Update AWS Organization
When your AWS organization failed to be added to FortiCNP, you can update the AWS organization account on FortiCNP to fix the configuration. It also gives you a chance to add or delete the optional permissions to the existing account. For more details, see AWS Permission and Resource Requirements
Update AWS Organization - Part 1
- From the FortiCNP navigation pane, go to ADMIN > Cloud Accounts, click Action button of the account and select Update Account.
- In Update AWS Account selection, select Update AWS Organization and click Update AWS Account.
- In Select Permissions section, select or unselect the optional permissions to be granted to FortiCNP.

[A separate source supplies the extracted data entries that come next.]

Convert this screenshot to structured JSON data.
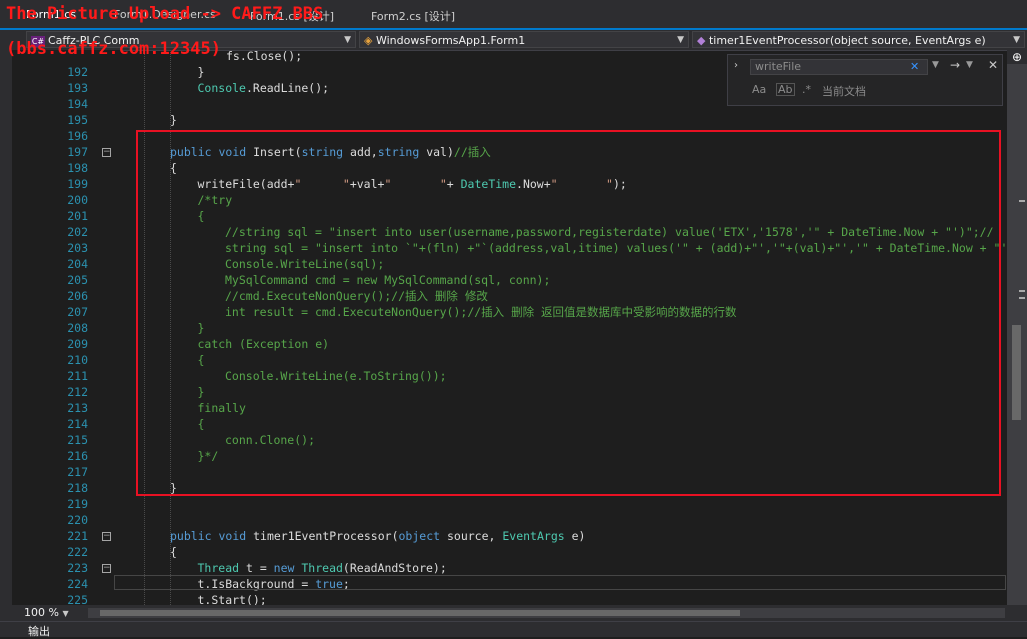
{
  "watermark": {
    "line1": "The Picture Upload -> CAFFZ BBS",
    "line2": "(bbs.caffz.com:12345)"
  },
  "tabs": [
    {
      "label": "Form1.cs",
      "active": true
    },
    {
      "label": "Form1.Designer.cs"
    },
    {
      "label": "Form1.cs [设计]"
    },
    {
      "label": "Form2.cs [设计]"
    }
  ],
  "nav": {
    "project": "Caffz-PLC Comm",
    "class": "WindowsFormsApp1.Form1",
    "member": "timer1EventProcessor(object source, EventArgs e)"
  },
  "find": {
    "value": "writeFile",
    "scope": "当前文档",
    "opt_case": "Aa",
    "opt_word": "Ab",
    "opt_regex": ".*"
  },
  "zoom": "100 %",
  "output_label": "输出",
  "colors": {
    "accent": "#007acc",
    "highlight_box": "#e81123",
    "keyword": "#569cd6",
    "type": "#4ec9b0",
    "string": "#d69d85",
    "comment": "#57a64a",
    "line_number": "#2b91af"
  },
  "lines": [
    {
      "n": "192",
      "indent": 4,
      "tokens": [
        [
          "t",
          "}"
        ]
      ]
    },
    {
      "n": "193",
      "indent": 4,
      "tokens": [
        [
          "ty",
          "Console"
        ],
        [
          "t",
          ".ReadLine();"
        ]
      ]
    },
    {
      "n": "194",
      "indent": 0,
      "tokens": []
    },
    {
      "n": "195",
      "indent": 3,
      "tokens": [
        [
          "t",
          "}"
        ]
      ]
    },
    {
      "n": "196",
      "indent": 0,
      "tokens": []
    },
    {
      "n": "197",
      "indent": 3,
      "fold": true,
      "tokens": [
        [
          "kw",
          "public "
        ],
        [
          "kw",
          "void "
        ],
        [
          "t",
          "Insert("
        ],
        [
          "kw",
          "string "
        ],
        [
          "t",
          "add,"
        ],
        [
          "kw",
          "string "
        ],
        [
          "t",
          "val)"
        ],
        [
          "cm",
          "//插入"
        ]
      ]
    },
    {
      "n": "198",
      "indent": 3,
      "tokens": [
        [
          "t",
          "{"
        ]
      ]
    },
    {
      "n": "199",
      "indent": 4,
      "tokens": [
        [
          "t",
          "writeFile(add+"
        ],
        [
          "st",
          "\"      \""
        ],
        [
          "t",
          "+val+"
        ],
        [
          "st",
          "\"       \""
        ],
        [
          "t",
          "+ "
        ],
        [
          "ty",
          "DateTime"
        ],
        [
          "t",
          ".Now+"
        ],
        [
          "st",
          "\"       \""
        ],
        [
          "t",
          ");"
        ]
      ]
    },
    {
      "n": "200",
      "indent": 4,
      "tokens": [
        [
          "cm",
          "/*try"
        ]
      ]
    },
    {
      "n": "201",
      "indent": 4,
      "tokens": [
        [
          "cm",
          "{"
        ]
      ]
    },
    {
      "n": "202",
      "indent": 5,
      "tokens": [
        [
          "cm",
          "//string sql = \"insert into user(username,password,registerdate) value('ETX','1578','\" + DateTime.Now + \"')\";//"
        ]
      ]
    },
    {
      "n": "203",
      "indent": 5,
      "tokens": [
        [
          "cm",
          "string sql = \"insert into `\"+(fln) +\"`(address,val,itime) values('\" + (add)+\"','\"+(val)+\"','\" + DateTime.Now + \"')\";"
        ]
      ]
    },
    {
      "n": "204",
      "indent": 5,
      "tokens": [
        [
          "cm",
          "Console.WriteLine(sql);"
        ]
      ]
    },
    {
      "n": "205",
      "indent": 5,
      "tokens": [
        [
          "cm",
          "MySqlCommand cmd = new MySqlCommand(sql, conn);"
        ]
      ]
    },
    {
      "n": "206",
      "indent": 5,
      "tokens": [
        [
          "cm",
          "//cmd.ExecuteNonQuery();//插入 删除 修改"
        ]
      ]
    },
    {
      "n": "207",
      "indent": 5,
      "tokens": [
        [
          "cm",
          "int result = cmd.ExecuteNonQuery();//插入 删除 返回值是数据库中受影响的数据的行数"
        ]
      ]
    },
    {
      "n": "208",
      "indent": 4,
      "tokens": [
        [
          "cm",
          "}"
        ]
      ]
    },
    {
      "n": "209",
      "indent": 4,
      "tokens": [
        [
          "cm",
          "catch (Exception e)"
        ]
      ]
    },
    {
      "n": "210",
      "indent": 4,
      "tokens": [
        [
          "cm",
          "{"
        ]
      ]
    },
    {
      "n": "211",
      "indent": 5,
      "tokens": [
        [
          "cm",
          "Console.WriteLine(e.ToString());"
        ]
      ]
    },
    {
      "n": "212",
      "indent": 4,
      "tokens": [
        [
          "cm",
          "}"
        ]
      ]
    },
    {
      "n": "213",
      "indent": 4,
      "tokens": [
        [
          "cm",
          "finally"
        ]
      ]
    },
    {
      "n": "214",
      "indent": 4,
      "tokens": [
        [
          "cm",
          "{"
        ]
      ]
    },
    {
      "n": "215",
      "indent": 5,
      "tokens": [
        [
          "cm",
          "conn.Clone();"
        ]
      ]
    },
    {
      "n": "216",
      "indent": 4,
      "tokens": [
        [
          "cm",
          "}*/"
        ]
      ]
    },
    {
      "n": "217",
      "indent": 0,
      "tokens": []
    },
    {
      "n": "218",
      "indent": 3,
      "tokens": [
        [
          "t",
          "}"
        ]
      ]
    },
    {
      "n": "219",
      "indent": 0,
      "tokens": []
    },
    {
      "n": "220",
      "indent": 0,
      "tokens": []
    },
    {
      "n": "221",
      "indent": 3,
      "fold": true,
      "tokens": [
        [
          "kw",
          "public "
        ],
        [
          "kw",
          "void "
        ],
        [
          "t",
          "timer1EventProcessor("
        ],
        [
          "kw",
          "object "
        ],
        [
          "t",
          "source, "
        ],
        [
          "ty",
          "EventArgs "
        ],
        [
          "t",
          "e)"
        ]
      ]
    },
    {
      "n": "222",
      "indent": 3,
      "tokens": [
        [
          "t",
          "{"
        ]
      ]
    },
    {
      "n": "223",
      "indent": 4,
      "fold": true,
      "tokens": [
        [
          "ty",
          "Thread "
        ],
        [
          "t",
          "t = "
        ],
        [
          "kw",
          "new "
        ],
        [
          "ty",
          "Thread"
        ],
        [
          "t",
          "(ReadAndStore);"
        ]
      ]
    },
    {
      "n": "224",
      "indent": 4,
      "tokens": [
        [
          "t",
          "t.IsBackground = "
        ],
        [
          "kw",
          "true"
        ],
        [
          "t",
          ";"
        ]
      ]
    },
    {
      "n": "225",
      "indent": 4,
      "tokens": [
        [
          "t",
          "t.Start();"
        ]
      ]
    }
  ],
  "top_partial": "fs.Close();"
}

- In CloudTrail section, select "Yes" to allow FortiCNP to create a CloudTrail for the account, or "No" if you already created one.
- Click Next Step to continue to the next page.
- Click Go to AWS CloudFormation Guide to be re-directed to AWS CloudFormation guide to clean up the previous configurations.
- A new page will pop up with the AWS CloudFormation Guide, click Next at the bottom of each page until the last page, and click Create Stack.
- Refresh the stack status page until the FortiCNPClean stack status shows "CREATE_COMPLETE".
- Go back to FortiCNP update account page, and click Continue.
Update AWS Organization - Part 2
After part 1 is completed, a status update will show that the cleanup stack have removed the old CloudFormation, roles, and policies.
- Click Next to continue with the rest of the steps.
- Click Go to AWS CloudFormation Guide again to create a new stack.
- A new page will pop up with the AWS CloudFormation Guide, click Next at the bottom of each page until the last page, and click Create Stack.
- Refresh the stack status page until the FortiCNPOrganization stack status shows "CREATE_COMPLETE".
- Go back to FortiCNP update account page, and click Next Step to continue with the configuration.
- FortiCNP will check if the AWS Stack, Roles, and Policies are created successfully, and click Next Step to continue.
- Select the sub-accounts of the AWS organization to be added to FortiCNP, then click Update AWS Organization to finish.